Para la dirigenta Isolde Reuque no es fácil abordar el conflicto mapuche y su relación con la seguridad ciudadana sin revisar previamente lo que es el pueblo mapuche. Precisó que este conglomerado es un verdadero pueblo, pues cuenta con un sistema y una organización social completa, con una concepción específica y particular de la tierra, y con idioma, cultura y tradiciones propios. El pueblo mapuche así caracterizado -señala- ha sido violentado por el Estado Chileno. 

Sostuvo que cuando escucha hablar del quebrantamiento del Estado de Derecho, no sabe si se lesiona el Estado de Derecho chileno o el del pueblo mapuche y a su juicio es éste último, pues la prueba es que se desconoce su cultura, no se comprende su religión, sus rituales ni su sentido de solidaridad, identificándolo con rasgos que no le son propios como una forma de vida violenta. Los mapuches, dijo la dirigenta, históricamente acogieron al extranjero y por haber obrado así están en las condiciones actuales. 

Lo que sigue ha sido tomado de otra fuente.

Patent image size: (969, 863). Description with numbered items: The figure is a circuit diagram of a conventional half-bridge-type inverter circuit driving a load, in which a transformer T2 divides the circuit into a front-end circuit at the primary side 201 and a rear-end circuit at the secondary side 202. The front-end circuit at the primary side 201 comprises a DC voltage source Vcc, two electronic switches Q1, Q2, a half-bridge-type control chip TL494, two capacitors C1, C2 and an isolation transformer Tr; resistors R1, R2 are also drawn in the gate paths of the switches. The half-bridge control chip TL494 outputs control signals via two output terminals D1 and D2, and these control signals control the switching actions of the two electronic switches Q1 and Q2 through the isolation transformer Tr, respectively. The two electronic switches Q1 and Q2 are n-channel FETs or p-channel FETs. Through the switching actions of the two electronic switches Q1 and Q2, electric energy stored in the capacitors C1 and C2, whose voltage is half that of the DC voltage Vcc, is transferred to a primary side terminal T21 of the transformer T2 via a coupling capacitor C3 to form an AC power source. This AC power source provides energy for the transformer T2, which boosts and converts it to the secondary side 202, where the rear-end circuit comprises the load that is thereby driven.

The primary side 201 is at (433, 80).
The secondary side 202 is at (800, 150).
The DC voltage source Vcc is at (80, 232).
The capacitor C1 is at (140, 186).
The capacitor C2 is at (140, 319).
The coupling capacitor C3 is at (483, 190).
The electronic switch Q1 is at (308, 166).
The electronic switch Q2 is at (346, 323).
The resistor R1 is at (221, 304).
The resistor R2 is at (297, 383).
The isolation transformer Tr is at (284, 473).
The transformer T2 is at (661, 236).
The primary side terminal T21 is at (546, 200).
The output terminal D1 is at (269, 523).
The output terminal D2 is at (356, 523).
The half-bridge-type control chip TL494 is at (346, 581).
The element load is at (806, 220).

Recordó que pese a sus necesidades los mapuches no tienen una actitud mendicante, por el contrario les gustaría tener más participación en todos los niveles de decisión y ello sería demostración de respeto mínimo hacia ellos como pueblo. En este sentido consideró insoslayable reclamar al Poder Legislativo la aprobación del Convenio Nº 169 de la OIT, así como el reconocimiento constitucional. 

Manuel Namuncura, integrante de la Asociación Indígena Lonko Calfucura de Santiago, expresó que los mapuches se sienten ajenos al Estado Chileno y que la Constitución Política poco representa frente a la situación de pobreza y de exclusión que ellos experimentan. En la actualidad -agrega- los mapuches carecen de una relación de dominio con la tierra y en estas décadas han observado cómo se dictan leyes que sólo representan privación e indignidad para su etnia. Y esa es, a su juicio, la causa de los actos de violencia. La genuina raíz de los problemas nace del proceso de privación de la tierra que el pueblo mapuche ha sufrido. 

Destacó que de las 3 mil comunidades existentes la gran mayoría aspira a la tranquilidad y a lograr un sistema de reparación equitativo. Opinó que si la violencia es repelida por métodos también violentos sólo se conseguirá incrementar ese ambiente.